L 2 SO 1989/25 ER-B

Land
Baden-Württemberg
Sozialgericht
LSG Baden-Württemberg
Sachgebiet
Sozialhilfe
Abteilung
2.
1. Instanz
SG Reutlingen (BWB)
Aktenzeichen
S 4 SO 1267/25 ER
Datum
2. Instanz
LSG Baden-Württemberg
Aktenzeichen
L 2 SO 1989/25 ER-B
Datum
3. Instanz
-
Aktenzeichen
-
Datum
-
Kategorie
Beschluss

Die Beschwerde der Antragstellerin gegen den Beschluss des Sozialgerichts Reutlingen vom 10. Juni 2025 wird zurückgewiesen.

Außergerichtliche Kosten sind auch für das Beschwerdeverfahren nicht zu erstatten.

Der Antrag auf Gewährung von Prozesskostenhilfe für das Beschwerdeverfahren wird abgelehnt.



Gründe


I.
Die Beschwerde der Antragstellerin gegen den Beschluss des Sozialgerichts (SG) Reutlingen vom 10.06.2025 hat keinen Erfolg. Mit diesem Beschluss hat das SG den Antrag der Antragstellerin, den Antragsgegner zu verpflichten, vorläufig doppelte Unterkunftskosten zu übernehmen und eine Erstausstattung für Bekleidung zu gewähren, als unzulässig abgelehnt, da die Antragstellerin vor Anrufung des Gerichts keine konkreten Anträge auf Übernahme von Kosten einer Ersatzunterbringung und Bekleidungserstausstattung gestellt habe. Im Übrigen fehle es auch am Vorliegen eines Anordnungsgrundes.

Die 1959 geborene Antragstellerin beantragte, nachdem sie zuvor Leistungen nach dem Zweiten Buch Sozialgesetzbuch (SGB II) vom Jobcenter Z1kreis bezogen hatte, nach Erreichen der Regelaltersgrenze beim Antragsgegner die Gewährung von Leistungen der Grundsicherung im Alter und bei Erwerbsminderung nach dem Sozialgesetzbuch Zwölftes Buch (SGB XII). Mit Bescheid vom 24.03.2025 bewilligte der Antragsgegner der Antragstellerin ab 01.04.2025 bis 30.09.2025 Grundsicherungsleistungen in Höhe von monatlich 925,95 Euro unter Berücksichtigung des maßgeblichen Regelsatzes, des Mehrbedarfs für Warmwasserbereitung sowie der tatsächlichen Kosten der Unterkunft und Heizung. Seit 15.05.2023 lebt die Antragstellerin in einer von ihr angemieteten 19 qm großen 1-Zimmer-Wohung in J1, B1straße, für die monatliche Mietkosten in Höhe von 350,00 Euro anfallen (vgl. Mietvertrag vom 06.05.2023).
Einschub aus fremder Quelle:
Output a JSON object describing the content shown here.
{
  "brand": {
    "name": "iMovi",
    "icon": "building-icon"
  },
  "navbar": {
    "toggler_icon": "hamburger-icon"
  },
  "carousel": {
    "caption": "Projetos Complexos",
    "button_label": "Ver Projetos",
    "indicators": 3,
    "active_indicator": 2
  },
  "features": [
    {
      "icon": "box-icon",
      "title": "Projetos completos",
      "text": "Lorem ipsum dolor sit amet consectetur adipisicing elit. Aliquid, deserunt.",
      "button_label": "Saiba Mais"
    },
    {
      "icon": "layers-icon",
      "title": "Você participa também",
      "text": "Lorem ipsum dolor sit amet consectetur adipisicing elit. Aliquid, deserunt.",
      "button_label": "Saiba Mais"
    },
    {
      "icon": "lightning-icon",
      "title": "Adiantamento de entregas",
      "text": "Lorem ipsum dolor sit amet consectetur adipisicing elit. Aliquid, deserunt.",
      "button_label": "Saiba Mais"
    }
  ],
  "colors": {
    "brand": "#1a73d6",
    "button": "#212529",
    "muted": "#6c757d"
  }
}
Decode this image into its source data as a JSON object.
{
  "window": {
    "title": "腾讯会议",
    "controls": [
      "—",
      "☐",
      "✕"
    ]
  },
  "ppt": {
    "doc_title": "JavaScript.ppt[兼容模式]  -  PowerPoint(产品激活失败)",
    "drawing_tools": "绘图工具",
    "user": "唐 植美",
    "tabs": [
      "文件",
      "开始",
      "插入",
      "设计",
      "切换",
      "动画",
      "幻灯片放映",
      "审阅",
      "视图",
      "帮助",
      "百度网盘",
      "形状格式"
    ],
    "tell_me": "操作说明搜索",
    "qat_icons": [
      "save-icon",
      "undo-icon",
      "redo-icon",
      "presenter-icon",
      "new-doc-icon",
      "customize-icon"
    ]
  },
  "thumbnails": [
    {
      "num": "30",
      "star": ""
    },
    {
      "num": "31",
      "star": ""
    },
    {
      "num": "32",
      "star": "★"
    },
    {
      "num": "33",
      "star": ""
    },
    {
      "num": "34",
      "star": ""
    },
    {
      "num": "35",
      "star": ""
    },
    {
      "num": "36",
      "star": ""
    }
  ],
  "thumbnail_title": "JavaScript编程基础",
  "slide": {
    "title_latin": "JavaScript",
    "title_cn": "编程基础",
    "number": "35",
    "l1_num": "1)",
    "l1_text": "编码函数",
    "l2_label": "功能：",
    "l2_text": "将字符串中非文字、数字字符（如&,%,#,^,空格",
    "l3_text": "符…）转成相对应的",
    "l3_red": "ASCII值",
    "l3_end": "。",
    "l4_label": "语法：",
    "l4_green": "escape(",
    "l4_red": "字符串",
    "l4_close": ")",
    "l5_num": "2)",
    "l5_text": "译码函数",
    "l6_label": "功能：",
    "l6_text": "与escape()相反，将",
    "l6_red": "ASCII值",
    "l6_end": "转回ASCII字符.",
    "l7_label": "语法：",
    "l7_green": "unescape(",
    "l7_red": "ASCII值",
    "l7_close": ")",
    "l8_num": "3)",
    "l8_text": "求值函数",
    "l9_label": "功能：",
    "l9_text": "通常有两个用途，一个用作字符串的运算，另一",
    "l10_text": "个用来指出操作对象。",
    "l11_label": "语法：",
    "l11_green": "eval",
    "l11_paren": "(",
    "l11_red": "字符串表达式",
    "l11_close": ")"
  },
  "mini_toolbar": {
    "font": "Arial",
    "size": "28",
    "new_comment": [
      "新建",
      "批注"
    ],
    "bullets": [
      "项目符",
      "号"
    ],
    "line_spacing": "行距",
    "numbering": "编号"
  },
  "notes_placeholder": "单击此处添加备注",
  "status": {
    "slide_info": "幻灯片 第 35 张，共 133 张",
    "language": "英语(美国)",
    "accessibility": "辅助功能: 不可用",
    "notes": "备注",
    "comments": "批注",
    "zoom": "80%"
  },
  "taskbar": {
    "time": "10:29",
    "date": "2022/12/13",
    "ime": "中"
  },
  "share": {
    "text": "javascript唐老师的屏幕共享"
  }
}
Nachdem der Antragstellerin eine Altersrente von der Deutschen Rentenversicherung Bund in Höhe von 311,06 Euro bewilligt worden war, wird diese bei der Leistungsbewilligung seit 01.06.2025 als einzusetzendes Einkommen angerechnet (vgl. Bescheid vom 19.05.2025). Am 22.05.2025 teilte die Antragstellerin dem Antragsgegner mit, dass ihre Wohnung aufgrund eines Wasserschadens nicht bewohnbar sei. Den Rat des Antragsgegners, bei der Caritas, bei der Wohnortgemeinde oder der Stadt B2 für eine Notunterkunft vorzusprechen, lehnte sie ab. Am 30.05.2025 rief sie erneut wegen der Wohnsituation beim Antragsgegner an, woraufhin dieser sie erneut an die Wohnortgemeinde verwies.

Bereits am 27.05.2025 hat die Antragstellerin beim SG einen Antrag auf Erlass einer einstweiligen Anordnung auf Übernahme doppelter Mietzahlungen für die Unterbringung in einem Hotel und eine Erstausstattung für Bekleidung gestellt. Sie könne nicht in ihre Wohnung zurück und das vom Vermieter angebotene Ersatzzimmer sei unzumutbar. Die Antragstellerin hat mit ihrem Antrag Rechnungen verschiedener Jugendherbergen und Pensionen vorgelegt, die allesamt bereits bezahlt waren.
Mit Bescheid vom 27.06.2025 hat der Antragsgegner die Bescheide vom 24.03.2025 und 19.05.2025 aufgehoben, da bekannt geworden sei, dass die Antragstellerin sich nun (dauerhaft) in F1/O1 aufhalte.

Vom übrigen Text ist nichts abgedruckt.